Pure or perfect competition is rarely seen in the economic world. A good place to find best-case examples of it is the agricultural commodities market or in gasoline sales.
To be perfect competition, there are four criteria that need to be met.
- Identical Products: Each seller must sell the same sort of product. Take the oranges commodity. There are different varieties of oranges, but a mandarin orange is a mandarin orange; a navel orange is a navel orange. Someone might claim to have better soil or greater weather conditions that yield a tastier orange, but it’s still an orange.
- Easy Entrance: Beginning a business is easily done and doesn’t have prohibitive regulation. For instance, if someone wants to sell oranges, they must only have land, be able to plant orange trees and produce good-quality crops that the market will consider saleable.
- Many Sellers: There is no stranglehold on the industry, and no one has the advantage over the next competitor. They may have a lower cost because of their overhead or how they’ve amortized things, but there is plenty of competition. In the oranges example, Florida has 4,000 growers employing 76,000 people in an industry that accounts for $9 billion sales annually, second only to Brazil in worldwide clout; all selling a few varieties of one thing – oranges.
- Perfect Information: This is the aspect that most limits a market’s ability to be pure competition because it’s so difficult to get the equivalent information on each product and supplier – even in the internet age. When considering oranges, perhaps the information is spotty on one seller versus the next – like where specifically the oranges hail from, what quality of soil they're grown in and how clean or safe the soil and water supplies are for this grower’s Valencia oranges versus Martin’s Magical Grove a few miles away. When it comes to an edible product like oranges, this information affects the product’s end sale to, say, a healthier-living food store where they could command a higher wholesale price than maybe some low-market produce shop on an income-challenged side of town.

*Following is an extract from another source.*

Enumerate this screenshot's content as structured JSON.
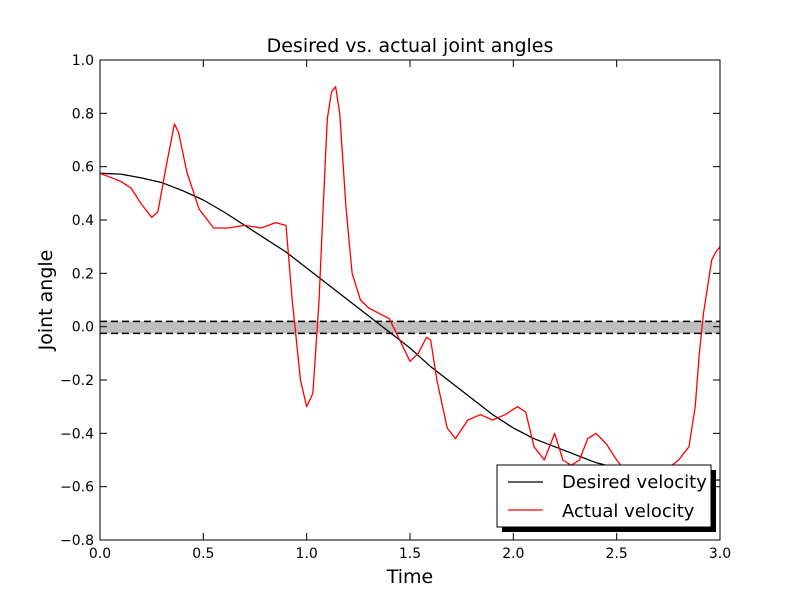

Realistically, perfection isn’t possible – not in people, not in products and not in markets. But agricultural markets come close to being pure competition, and it’s why the lower, more competitive profit margins can make the agricultural industries tough to survive when losses accumulate. That accounts, in part, for why Florida’s farmers are feeling the squeeze after repeated hurricanes, like Irma, have left the growers bruised. Today, the number of orange producers is nearly half what it was just a decade ago. Luckily for them, the U.S. is a mixed economic system, and federal aid is helping many to weather those tough financial storms.